On se souvient surtout de Clarence Holiday comme du banjoïste et guitariste qui jouait dans l’orchestre de Fletcher Henderson au début des années 1930. Pour le reste, on ne sait pas grand-chose sur celui qui laissa à Fagan ou à des parents éloignés le soin d’élever sa fille. Comme Clarence Holiday se produisait à la fin des années 1920 avec des musiciens ambulants, il était souvent absent de la maison ; il resta dans l’orchestre d’Henderson jusqu’en 1932 et, durant cette période, il coupa les ponts avec Fagan. Toutefois, Billie était apparemment de nature coriace : elle avait rejoint sa mère à Harlem, un district new-yorkais, et comme toutes deux n’arrivaient plus à payer le loyer de leur appartement, elle eut une confrontation avec son père au Roseland Ballroom, où l’orchestre d’Henderson était en « résidence » prolongée, et elle lui extorqua de l’argent en le menaçant sinon de l’humilier publiquement.

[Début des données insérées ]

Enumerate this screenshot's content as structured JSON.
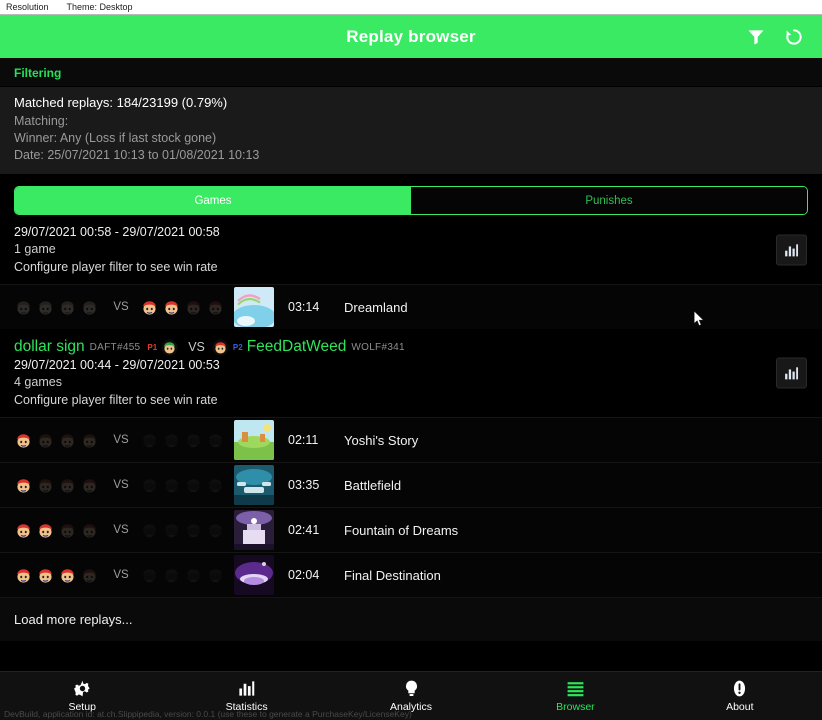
{
  "os_bar": {
    "resolution_label": "Resolution",
    "theme_label": "Theme: Desktop"
  },
  "header": {
    "title": "Replay browser",
    "filter_icon": "filter-funnel-icon",
    "refresh_icon": "refresh-icon",
    "accent": "#3bea63"
  },
  "filtering": {
    "section_title": "Filtering",
    "matched": "Matched replays: 184/23199 (0.79%)",
    "matching_label": "Matching:",
    "winner": "Winner: Any (Loss if last stock gone)",
    "date": "Date: 25/07/2021 10:13 to 01/08/2021 10:13"
  },
  "tabs": [
    {
      "label": "Games",
      "active": true
    },
    {
      "label": "Punishes",
      "active": false
    }
  ],
  "groups": [
    {
      "has_players_line": false,
      "date_range": "29/07/2021 00:58 - 29/07/2021 00:58",
      "count": "1 game",
      "note": "Configure player filter to see win rate",
      "chart_button": "bar-chart-icon",
      "rows": [
        {
          "left_char": "fox",
          "left_stocks": 0,
          "left_total": 4,
          "right_char": "mario",
          "right_stocks": 2,
          "right_total": 4,
          "vs": "VS",
          "duration": "03:14",
          "stage": "Dreamland",
          "stage_key": "dreamland"
        }
      ]
    },
    {
      "has_players_line": true,
      "player_left_name": "dollar sign",
      "player_left_tag": "DAFT#455",
      "player_left_badge": "P1",
      "player_left_char": "luigi",
      "vs": "VS",
      "player_right_name": "FeedDatWeed",
      "player_right_tag": "WOLF#341",
      "player_right_badge": "P2",
      "player_right_char": "mario",
      "date_range": "29/07/2021 00:44 - 29/07/2021 00:53",
      "count": "4 games",
      "note": "Configure player filter to see win rate",
      "chart_button": "bar-chart-icon",
      "rows": [
        {
          "left_char": "mario",
          "left_stocks": 1,
          "left_total": 4,
          "right_char": "falcon",
          "right_stocks": 0,
          "right_total": 4,
          "vs": "VS",
          "duration": "02:11",
          "stage": "Yoshi's Story",
          "stage_key": "yoshis-story"
        },
        {
          "left_char": "mario",
          "left_stocks": 1,
          "left_total": 4,
          "right_char": "falcon",
          "right_stocks": 0,
          "right_total": 4,
          "vs": "VS",
          "duration": "03:35",
          "stage": "Battlefield",
          "stage_key": "battlefield"
        },
        {
          "left_char": "mario",
          "left_stocks": 2,
          "left_total": 4,
          "right_char": "falcon",
          "right_stocks": 0,
          "right_total": 4,
          "vs": "VS",
          "duration": "02:41",
          "stage": "Fountain of Dreams",
          "stage_key": "fountain-of-dreams"
        },
        {
          "left_char": "mario",
          "left_stocks": 3,
          "left_total": 4,
          "right_char": "falcon",
          "right_stocks": 0,
          "right_total": 4,
          "vs": "VS",
          "duration": "02:04",
          "stage": "Final Destination",
          "stage_key": "final-destination"
        }
      ]
    }
  ],
  "load_more": "Load more replays...",
  "nav": [
    {
      "label": "Setup",
      "icon": "gear-icon",
      "active": false
    },
    {
      "label": "Statistics",
      "icon": "bar-chart-icon",
      "active": false
    },
    {
      "label": "Analytics",
      "icon": "bulb-icon",
      "active": false
    },
    {
      "label": "Browser",
      "icon": "list-icon",
      "active": true
    },
    {
      "label": "About",
      "icon": "info-icon",
      "active": false
    }
  ],
  "status_line": "DevBuild, application id: at.ch.Slippipedia, version: 0.0.1 (use these to generate a PurchaseKey/LicenseKey)"
}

Les informations fragmentaires qui nous sont parvenues sur sa prime jeunesse difficile, marquée par l’exploitation et la malchance prouvent qu’elle avait appris à survivre à une pauvreté extrême, aux préjugés raciaux et à l’injustice de la vie dans un ghetto noir dès l’âge de 15 ou 16 ans. Elles semblent également indiquer que les rapports entre le père et la fille étaient plus forts que Billie Holiday n’avait bien voulu le reconnaître dans son livre (même si cette relation ne tenait parfois qu’à un fil). Personnalité apparemment riche en paradoxes, Clarence était un guitariste plus que compétent, qui avait la réputation de donner le rythme. Pendant les années 1930, et même après sa disparition à peine remarquée au début de l’année 1937, des livres comportant des critiques de disques et des listes d’artistes orthographiaient son nom indifféremment Haliday ou Halliday ; il est attesté que sa fille utilisait occasionnellement ce nom jusqu’à ce qu’on l’ait convaincue de prendre Billie Holiday comme nom de scène. Les historiens du jazz ont cherché à établir un lien entre le sens du rythme élégant et décontracté du père et la maîtrise étonnante du tempo et du swing de la fille : un swing nonchalant, inédit à l’époque sur les enregistrements d’autres chanteurs. Comme Billie Holiday n’avait pratiquement pas été scolarisée et qu’elle n’avait aucune formation musicale, son extraordinaire don créatif était surtout intuitif. Elle perfectionna sa technique de chant dans les bars clandestins de New York et les night-clubs de Harlem. Son don apparemment instinctif pour la musique est réfractaire à toute explication théorique. Elle était une perfectionniste à sa manière, elle se fiait à son oreille, avait un goût inné de la musique et compensait par ses dons artistiques ses capacités vocales limitées. Cette intégrité, du moins vocale et stylistique, est d’autant plus surprenante quand on connaît sa prime jeunesse. Elle avait été violée à l’âge de 11 ans, à la suite de quoi, elle avait été placée. Une fois à New York, elle se prostitua pendant une brève période, ce qui valut à sa mère et à elle d’être arrêtées en 1929. Elle séjourna 100 jours dans la maison de correction sur l’île de Blackwell East River (connue par la suite sous le nom Welfare Island).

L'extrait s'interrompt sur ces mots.